For hours I have been trying to determine whether or not the following limit exists:
$$\displaystyle{ \lim_{n \to \infty} }\displaystyle\int_{0}^{1}\sin^2\left(\dfrac{1}{ny^2}\right)\mathrm{d}y$$
My first attempt was to try and solve it as an indefinite integral, hoping a nice closed form would result:
Starting with integration by parts gave
$${\displaystyle\int_{0}^{1}}\sin^2\left(\dfrac{1}{ny^2}\right)\mathrm{d}y = y\cdot \sin^2\left( \dfrac{1}{ny^2} \right) + 2\displaystyle\int_{0}^{1} \dfrac{\sin\left(\dfrac{2}{ny^2}\right)}{ny^3}\mathrm{d}y$$
Which was not much help.

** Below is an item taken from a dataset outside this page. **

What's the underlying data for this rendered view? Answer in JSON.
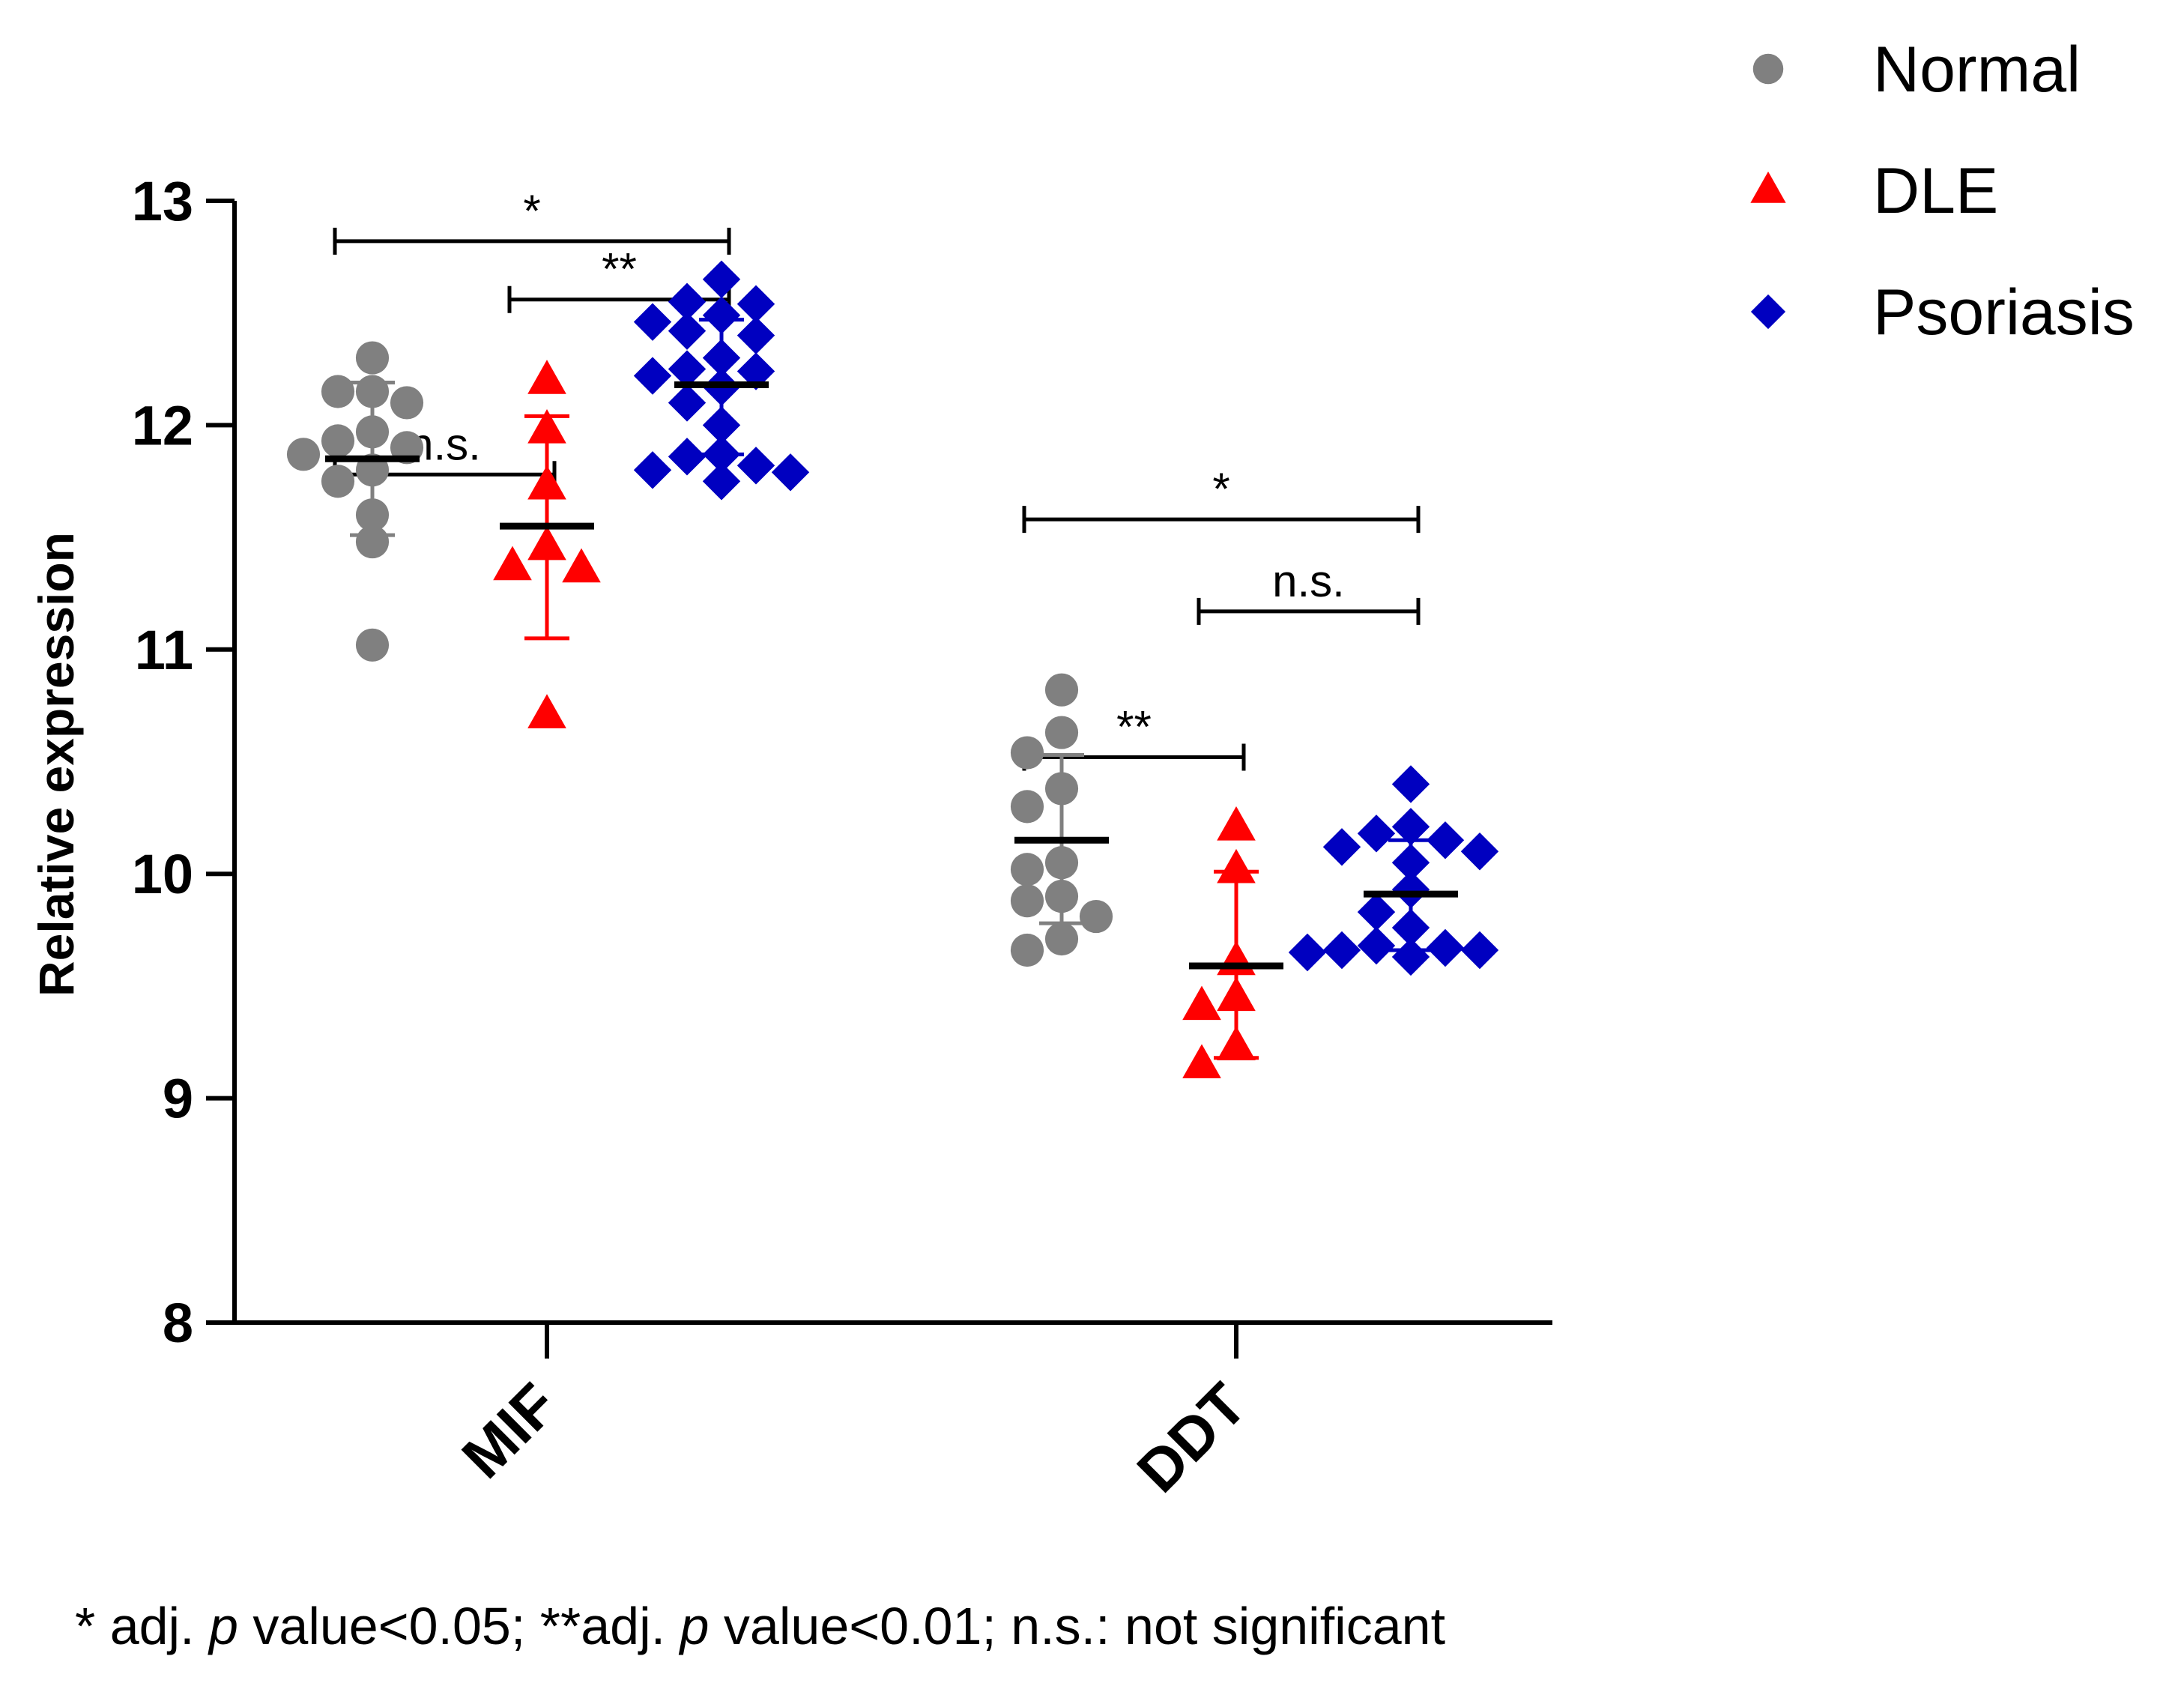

Thus, I tried to see how far I could get with a series of substitutions, treating it as an indefinite integral:
$$ v=\dfrac{1}{y} \implies {\displaystyle\int_{}^{}}\sin^2\left(\dfrac{1}{ny^2}\right)\mathrm{d}y =-{\displaystyle\int}\dfrac{\sin^2\left(\frac{v^2}{n}\right)}{v^2} \space \mathrm{d}v$$
Then, integrating by parts:
$$ = -\dfrac{\sin^2\left(\frac{v^2}{n}\right)}{v}-{\displaystyle\int}-\dfrac{4\cos\left(\frac{v^2}{n}\right)\sin\left(\frac{v^2}{n}\right)}{n}\,\mathrm{d}v = -\dfrac{\sin^2\left(\frac{v^2}{n}\right)}{v} + \dfrac{4}{n}{\displaystyle\int}\cos\left(\dfrac{v^2}{n}\right)\sin\left(\dfrac{v^2}{n}\right)\space \mathrm{d}v $$
Which simplifies to
$$-\dfrac{\sin^2\left(\frac{v^2}{n}\right)}{v} + \dfrac4n{\displaystyle\int}\dfrac{\sin\left(\frac{2v^2}{n}\right)}{2}\space\mathrm{d}v \tag{$\ast$}$$
At this point, I realised that the initial substitution $v = 1/y$ will lead to problems at zero when determining the new limits so I modified the problem like this:
$$ v= \dfrac{1}{y} \implies \lim_{n \to \infty} {\displaystyle\int_{0}^{1}}\sin^2\left(\dfrac{1}{ny^2}\right)\mathrm{d}y = \lim_{n \to \infty} \left( \lim_{c \to 0}{\displaystyle\int_{c}^{1}}\dfrac{\sin^2\left(\frac{v^2}{n}\right)}{v^2} \space \mathrm{d}v \right) $$
I am still stuck at this point. However, referring back to ($\ast$), I have a few conjectures about the convergence of the individual terms:
Firstly, for a fixed $v$
$$\lim_{n \to \infty} -\dfrac{\sin^2\left(\frac{v^2}{n}\right)}{v} = 0$$
And secondly,
$${\displaystyle\int}\dfrac{\sin\left(\frac{2v^2}{n}\right)}{2}\space\mathrm{d}v$$ is bounded above thus
$$\lim_{n \to \infty}\dfrac4n{\displaystyle\int_{0}^{1}}\dfrac{\sin\left(\frac{2v^2}{n}\right)}{2}\space\mathrm{d}v = 0$$
Therefore the initial integral is indeed convergent. Right now I am trying to find the limit but no success yet. Any thoughts and ideas will be appreciated.
Best Answer
After a change of variables the integral becomes $$I_{n}=\frac{1}{2}\int_{1}^{+\infty}\sin^2 \bigg(\frac{x}{n}\bigg) x^{-\frac{3}{2}}dx$$ Substituting $s=\frac{x}{n}$ we get $$I_{n}=\frac{1}{2\sqrt{n}}\int_{\frac{1}{n}}^{+\infty}\frac{\sin^2(s)}{s^{\frac{3}{2}}}ds \leq \frac{1}{2\sqrt{n}}\int_{0}^{+\infty}\frac{\sin^2(s)}{s^{\frac{3}{2}}}ds$$ And since $I_{n} \geq 0$ and the last integral is just a constant we conclude by the squeeze theorem $$\lim_{n \to +\infty} I_{n}=0$$